40 A device as Claim 1 or Claim 2 or Claim 3 or Claim 4 or Claim 5 or Claim 6 or claim 7 or Claim 8 or Claim 9 or Claim 10 or Claim 11 and/or any combination of Claims 1 - 11 inclusive, capable of utilising all OR any migratory pathways (direct pumping, leaching, solubilisation, volatilisation or bio-remediation) singly or in any combination by virtue of setting and re setting the valves 90, 87,88, within the internal network (80,81,82,83,84,85,86).
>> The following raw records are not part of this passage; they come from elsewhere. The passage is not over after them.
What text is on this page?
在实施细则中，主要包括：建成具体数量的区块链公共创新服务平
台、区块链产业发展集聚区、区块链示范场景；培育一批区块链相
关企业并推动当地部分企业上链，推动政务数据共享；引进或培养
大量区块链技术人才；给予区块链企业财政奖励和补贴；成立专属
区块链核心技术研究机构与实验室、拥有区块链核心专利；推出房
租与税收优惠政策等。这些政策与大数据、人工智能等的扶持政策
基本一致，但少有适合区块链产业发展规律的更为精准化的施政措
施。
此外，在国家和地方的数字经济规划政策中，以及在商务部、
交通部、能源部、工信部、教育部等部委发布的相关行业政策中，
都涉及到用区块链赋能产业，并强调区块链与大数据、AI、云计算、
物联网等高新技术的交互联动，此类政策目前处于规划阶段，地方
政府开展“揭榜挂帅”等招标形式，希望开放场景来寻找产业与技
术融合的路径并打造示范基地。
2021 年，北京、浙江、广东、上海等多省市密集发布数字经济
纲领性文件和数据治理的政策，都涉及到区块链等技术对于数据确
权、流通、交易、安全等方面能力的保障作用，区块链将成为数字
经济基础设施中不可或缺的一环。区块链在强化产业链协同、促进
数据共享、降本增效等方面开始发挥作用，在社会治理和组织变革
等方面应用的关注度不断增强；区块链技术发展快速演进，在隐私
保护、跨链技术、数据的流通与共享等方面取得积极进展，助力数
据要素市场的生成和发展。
41 . A device as Claim 1 or Claim 2 or Claim 3 or Claim 4 or Claim 5 or Claim 6 or claim 7 or Claim 8 or Claim 9 or Claim 10 or Claim 11 and/or any combination of Claims 1 - 11 inclusive, capable of sequentially opening and closing valves 90,87,88 set so as to utilise more than one migratory pathway (direct pumping, leaching, solubilisation, volatilisation bio-remediation) either simultaneously or sequentially.

42 . A device as Claim 1 or Claim 2 or Claim 3 or Claim 4 or Claim 5 or Claim 6 or claim 7 or Claim 8 or Claim 9 or Claim 10 or Claim 11 and/or any combination of Claims 1 - 11 inclusive, utilising pneumatically operated valves 90, 93 to control the network (80,81,82,83,84,85,86) 43 . A device as Claim 1 or Claim 2 or Claim 3 or Claim 4 or Claim 5 or Claim 6 or claim 7 or Claim 8 or Claim 9 or Claim 10 or Claim 11 and/or any combination of Claims 1 - 11 inclusive, utilising a disc-valve and plenum chamber system. (150) 44 . A device as Claim 1 or Claim 2 or Claim 3 or Claim 4 or Claim 5 or Claim 6 or claim 7 or Claim 8 or Claim 9 or Claim 10 or Claim 11 and/or any combination of Claims 1 - 11 inclusive, utilising a reservoir (77) or reservoirs for the containment and measurement of fluid resources prior to distribution to soil penetrating lances 20 45 A device as Claims 1 to Claim 45 inclusive and/or any combination of Claims 1 - 45 inclusive, or any other like device.